A Walk Through H is a surreal short film about a person’s travel though an unknown land using 92 maps flowing into each other. The ultimate goal is to figure out what ‘H’ stands for, although by the end of the journey it barely matters. On the technical level the film is a camera slowly moving along the maps, sometimes interspersed with a shots of various birds in their respective habitats, accompanied by a voiceover detailing the trip.
The film is subtitled ‘Reincarnation of an Ornithologist’ because it’s a sort of tribute to the director’s father, who was an ornitologist and died shortly before it was made.
By his own admission, Greenaway was always fascinated with maps, and this film is the representation of that devotion of his. All the maps used in the film were painted by the director himself.

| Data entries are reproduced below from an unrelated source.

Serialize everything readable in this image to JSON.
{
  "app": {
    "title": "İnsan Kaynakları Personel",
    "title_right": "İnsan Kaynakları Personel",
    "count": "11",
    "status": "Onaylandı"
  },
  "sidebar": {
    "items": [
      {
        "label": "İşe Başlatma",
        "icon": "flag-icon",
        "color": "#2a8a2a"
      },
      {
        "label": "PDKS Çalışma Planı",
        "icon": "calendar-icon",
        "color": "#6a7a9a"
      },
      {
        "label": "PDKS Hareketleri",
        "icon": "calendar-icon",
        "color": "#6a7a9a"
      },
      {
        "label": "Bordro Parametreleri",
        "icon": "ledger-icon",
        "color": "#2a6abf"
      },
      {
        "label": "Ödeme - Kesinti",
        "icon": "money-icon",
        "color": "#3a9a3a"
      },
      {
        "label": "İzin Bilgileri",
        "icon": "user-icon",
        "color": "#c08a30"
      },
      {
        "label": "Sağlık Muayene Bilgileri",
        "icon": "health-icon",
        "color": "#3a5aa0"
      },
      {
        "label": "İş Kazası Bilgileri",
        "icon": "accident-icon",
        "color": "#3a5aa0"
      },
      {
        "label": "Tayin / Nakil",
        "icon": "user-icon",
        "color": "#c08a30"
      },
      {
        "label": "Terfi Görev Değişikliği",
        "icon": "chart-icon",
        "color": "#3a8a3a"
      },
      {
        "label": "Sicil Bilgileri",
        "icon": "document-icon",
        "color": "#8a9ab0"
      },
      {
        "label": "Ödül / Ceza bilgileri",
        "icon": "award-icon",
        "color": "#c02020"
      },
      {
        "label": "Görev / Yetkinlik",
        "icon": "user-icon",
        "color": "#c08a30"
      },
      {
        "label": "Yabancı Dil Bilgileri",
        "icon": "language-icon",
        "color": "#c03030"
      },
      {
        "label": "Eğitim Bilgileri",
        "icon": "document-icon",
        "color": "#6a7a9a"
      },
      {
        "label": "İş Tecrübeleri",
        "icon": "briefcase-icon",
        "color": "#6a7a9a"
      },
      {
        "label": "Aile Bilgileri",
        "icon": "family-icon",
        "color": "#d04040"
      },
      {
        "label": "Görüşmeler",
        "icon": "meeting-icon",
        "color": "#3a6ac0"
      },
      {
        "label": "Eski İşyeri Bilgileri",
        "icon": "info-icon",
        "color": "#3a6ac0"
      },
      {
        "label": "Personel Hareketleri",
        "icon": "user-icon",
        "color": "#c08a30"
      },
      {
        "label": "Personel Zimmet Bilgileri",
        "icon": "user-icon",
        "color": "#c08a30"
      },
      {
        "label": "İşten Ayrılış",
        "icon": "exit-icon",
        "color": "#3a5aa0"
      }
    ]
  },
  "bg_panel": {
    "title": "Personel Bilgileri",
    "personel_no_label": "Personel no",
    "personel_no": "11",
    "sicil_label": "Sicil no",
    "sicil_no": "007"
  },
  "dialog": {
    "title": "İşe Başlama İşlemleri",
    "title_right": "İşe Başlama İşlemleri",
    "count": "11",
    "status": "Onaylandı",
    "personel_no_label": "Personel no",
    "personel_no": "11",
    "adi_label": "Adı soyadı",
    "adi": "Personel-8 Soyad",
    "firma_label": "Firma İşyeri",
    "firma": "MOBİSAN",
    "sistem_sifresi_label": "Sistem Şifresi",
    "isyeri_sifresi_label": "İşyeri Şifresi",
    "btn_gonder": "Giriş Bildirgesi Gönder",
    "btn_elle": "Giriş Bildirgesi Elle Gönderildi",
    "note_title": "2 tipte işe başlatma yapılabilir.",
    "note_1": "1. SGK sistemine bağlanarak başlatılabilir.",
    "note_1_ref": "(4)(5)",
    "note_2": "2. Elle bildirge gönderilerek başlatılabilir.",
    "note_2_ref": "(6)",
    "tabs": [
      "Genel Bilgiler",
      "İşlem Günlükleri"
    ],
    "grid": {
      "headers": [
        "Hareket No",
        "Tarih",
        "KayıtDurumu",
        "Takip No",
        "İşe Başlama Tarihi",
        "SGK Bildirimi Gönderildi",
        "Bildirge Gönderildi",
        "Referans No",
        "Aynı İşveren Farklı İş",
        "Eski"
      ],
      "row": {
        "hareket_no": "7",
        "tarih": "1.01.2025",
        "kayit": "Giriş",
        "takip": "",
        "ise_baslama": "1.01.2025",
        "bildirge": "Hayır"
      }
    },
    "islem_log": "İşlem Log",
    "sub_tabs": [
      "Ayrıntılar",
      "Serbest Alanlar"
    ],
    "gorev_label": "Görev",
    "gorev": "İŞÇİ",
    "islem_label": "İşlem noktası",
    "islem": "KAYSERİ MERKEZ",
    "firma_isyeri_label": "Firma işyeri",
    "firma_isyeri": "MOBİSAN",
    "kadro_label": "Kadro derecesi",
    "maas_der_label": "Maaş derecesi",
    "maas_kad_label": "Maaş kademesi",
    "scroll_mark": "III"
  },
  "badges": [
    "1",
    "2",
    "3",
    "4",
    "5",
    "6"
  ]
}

The film is best explained by Greenaway, which quote can be found on his website: “The film is on the journey a soul takes at the moment of death, to whatever other place it ends up – H being either Heaven or Hell.” The narrative involves, among other components, the character of Tulse Luper, which is probably director’s alter ego, – a detail that might put things into different perspective considering the relationship connecting the main hero of the film with Luper.
All in all, even though the film is completely devoid of any action, it is not all that boring to watch. It’s experimental, sure, and it is strange, but the availability of the context makes it rather curious – at least.
8 by Acim Vasic is a short story about two soldiers caught in the winter woods. One is a paratrooper, presumably sent to the military territory with a mission, or maybe a pilot of a shot down plane. Another is a border guard of the adversary army. The film depicts their trip through the forest as the second escorts the first to the military prison (or whatever).
Except for couple of moments (specifically, the absence of the dialog, which looks like a stretch, manner of the border guard to express himself through weird noises; and couple of coincidences in the development of the story), this is a really good movie. The situation is simple yet meaningful, and all in all more than plausible. The evolution of the passing relationship between the characters is logical enough. The finale is interesting; its context bears more significance than what is actually shown.